University researchers help battle the bomb damage in Ukraine

14 December 2023

As well as the daily humanitarian damage caused by the weapons deployed in the Ukraine Russia conflict, the long-lasting pollution to the Ukrainian farmland, from contamination by heavy metals in the Russian bombs, could have devastating impact on human health long after the war has ended.

But British and Ukrainian academics, working together at the UK’s Royal Agricultural University (RAU), are already working looking at ways in which they can identify levels of pollution in the farmland and soils as well as what they can do to fix the problem.

And today (09.00hrs PST, Thursday 14 December 2023), they are sharing their results with other scientists and seeking further collaboration and funding to help continue this vital work in the “Environmental impacts of armoured conflict” session at the American Geophysical Union (AGU) annual meeting 2023 taking place in in San Francisco.,

Professor Nicola Cannon, Professor in Agriculture at the RAU, said: “Initially understanding the contamination helps to avoid spreading contaminated soil across a wider area which could have devastating effects for future productivity and food safety.

“The plan is to test bomb craters of different shapes and sizes left by weapons over the whole of Ukraine to evaluate them for contaminates and particularly for heavy metals which could have serious environmental consequences and devastating impacts on human health if transferred into the food chain.”

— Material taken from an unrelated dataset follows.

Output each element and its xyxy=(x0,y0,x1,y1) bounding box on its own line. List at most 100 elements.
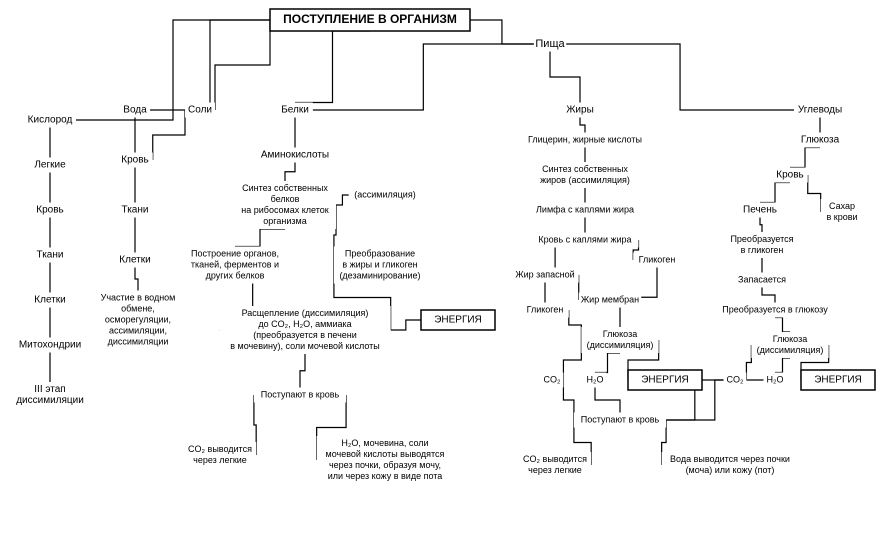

Academics and researchers at the RAU have been working with colleagues at Sumy National Agricultural University (SNAU) in Ukraine since the Russian invasion in March 2022 and one of their SNAU colleagues Associate Professor Olena Melnyk, who is now based at ETH Zurich, a public research university in Switzerland, is leading the project. 

A sampling protocol for evaluating the craters was developed by RAU staff and tested, with Ukrainian colleagues, on Salisbury Plain. The soil samples are then analysed using specialist equipment from the RAU’s Cirencester campus. 

Olena said: “We are so grateful for all the support we are receiving. In conjunction with the RAU and The Conflict and Environment Observatory (CEOBS) we have been able to deliver a month-long training programme to teach trainers, in Ukraine itself, the protocols and skills required for sampling the craters and analysing the soil. 

“These trainers will in turn teach others to reach our ambition of sampling all the bomb craters to avoid further damage to our country. This will also help us to map the contaminated farmlands of Ukraine and develop a comprehensive strategy to revitalise Ukrainian agriculture and to build back better.”

Work is also taking place on the ground in Ukraine where researchers have initially evaluated 28 craters in three previously occupied regions in north and north-eastern Ukraine. Analysis of the soil in some of these craters showed elevated levels of a dangerous range of heavy metals including lead, copper, nickel, and antinomy. 

Nicola added: “The farmers in Ukraine are remarkably robust and, where possible, they have continued to farm which has, in turn, helped to keep food supplied to the Ukrainian population.

“However, these farmers cannot afford to wait until the end of the war to correct land which has been damaged and contaminated by bombs. They need immediate, and ongoing, help to know what parts of their land are safe, and unsafe, to use for crops.”